Most importantly, we have a huge team of rangers, 150 at least. They seem to be in every bush, on every rock and on every junction. It is a really special experience for the runners and staff to get time with them.

The last 10 km today is along a beautiful river that marks the boundary of the conservancy. It’s an extremely hot day and the river is very sheltered, it must be 30 degrees down here. How the runners will make it through this section of the race without jumping in the river I have no idea. The only thing that will stop them is the 3m exclusion zone outside the track – if the runners step beyond this it is an automatic disqualification. Today, we need to get our markers right because we don’t want anyone to make a wrong turn.

Basecamp is really hot and there is no cover, so we try to make some shelter using tarps. As usual, the first few runners are coming in just as we’ve finished setting up. We’re camping at a school, but there are no pupils as it is a Saturday. We recruit the kids that are around to stand at the top of the road and cheer when runners come in, this is useful for us because we can’t see them coming so we can get ourselves ready to scoop up some exhausted runners. Our plan is successful until the rhino costume shows up. When that comes around the corner the kids go quiet – they don’t know what to think nor do! I’m expecting to see a melted body in there.
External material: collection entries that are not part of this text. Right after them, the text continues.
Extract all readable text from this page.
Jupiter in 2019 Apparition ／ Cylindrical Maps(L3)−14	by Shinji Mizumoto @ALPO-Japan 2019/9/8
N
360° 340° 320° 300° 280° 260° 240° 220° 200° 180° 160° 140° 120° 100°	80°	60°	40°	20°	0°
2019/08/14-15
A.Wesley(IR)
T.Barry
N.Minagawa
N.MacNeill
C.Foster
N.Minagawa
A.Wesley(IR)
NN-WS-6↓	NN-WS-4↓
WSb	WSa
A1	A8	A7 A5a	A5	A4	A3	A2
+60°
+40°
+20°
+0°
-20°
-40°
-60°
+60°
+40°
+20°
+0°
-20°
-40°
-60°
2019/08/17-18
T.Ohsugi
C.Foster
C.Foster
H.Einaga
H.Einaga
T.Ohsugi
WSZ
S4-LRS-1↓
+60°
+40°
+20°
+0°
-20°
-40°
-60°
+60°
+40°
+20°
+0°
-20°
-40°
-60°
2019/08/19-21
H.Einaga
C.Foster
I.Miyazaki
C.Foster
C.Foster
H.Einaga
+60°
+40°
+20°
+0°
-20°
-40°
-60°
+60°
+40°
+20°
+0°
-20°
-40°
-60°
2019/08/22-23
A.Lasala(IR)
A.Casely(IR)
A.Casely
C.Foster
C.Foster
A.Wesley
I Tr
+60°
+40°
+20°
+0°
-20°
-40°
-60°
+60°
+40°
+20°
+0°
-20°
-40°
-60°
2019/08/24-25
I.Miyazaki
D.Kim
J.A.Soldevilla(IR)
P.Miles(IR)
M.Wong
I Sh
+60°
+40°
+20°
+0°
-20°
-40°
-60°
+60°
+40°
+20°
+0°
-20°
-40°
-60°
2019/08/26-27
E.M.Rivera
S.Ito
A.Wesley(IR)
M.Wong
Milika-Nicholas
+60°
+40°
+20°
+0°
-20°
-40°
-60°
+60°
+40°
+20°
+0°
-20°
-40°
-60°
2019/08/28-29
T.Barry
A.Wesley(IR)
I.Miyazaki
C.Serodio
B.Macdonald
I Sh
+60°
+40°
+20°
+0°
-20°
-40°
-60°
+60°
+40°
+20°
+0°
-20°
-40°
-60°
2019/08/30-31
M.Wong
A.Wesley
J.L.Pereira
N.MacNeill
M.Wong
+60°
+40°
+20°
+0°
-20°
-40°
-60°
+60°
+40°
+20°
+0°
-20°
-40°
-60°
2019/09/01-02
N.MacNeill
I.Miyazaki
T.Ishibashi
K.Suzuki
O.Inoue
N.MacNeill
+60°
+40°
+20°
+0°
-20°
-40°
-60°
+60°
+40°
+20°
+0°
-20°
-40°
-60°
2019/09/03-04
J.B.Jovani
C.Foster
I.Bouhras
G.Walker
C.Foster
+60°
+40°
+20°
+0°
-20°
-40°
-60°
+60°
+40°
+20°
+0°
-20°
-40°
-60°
We take the costume off Kenneth and he rolls on the floor he tells us he needs a few minutes to recover. We can only imagine the heat in that costume. Bryan, as always, is chipper. He gives me a nod and heads off to his tent. A few minutes later he comes back to tell me where he’s set up beds and to tell the others where to go. The word comes in that Oli isn’t going well today.

Every day I’ve waited on the line until the last runner comes in. I’m not sure if it’s helpful but I think it’s fair. I’m sure it was really tough out there. Today there will be some seriously stressed bodies coming in. Yesterday was hump day, but I feel like today might break people. In the end everyone that started the day finishes.

The call is made to have the race brief tonight, perhaps this is to allow everyone to have a lie in tomorrow. There is a surprise to reveal. We’ve known about this since April and I’ve heard more about it throughout the week. It’s great news and it will definitely get everyone across the line. I want to give everyone an update on fundraising too.

The team have raised an amazing £60,000. The real surprise though, is that Eliud Kipchoge, Marathon world record holder and Olympic gold medallist, will be on the line to hand out the medals.

It’s hard to believe tomorrow is the last day. I feel like we’re only getting settled in. I’m sure the runners feel different and want it to be over now.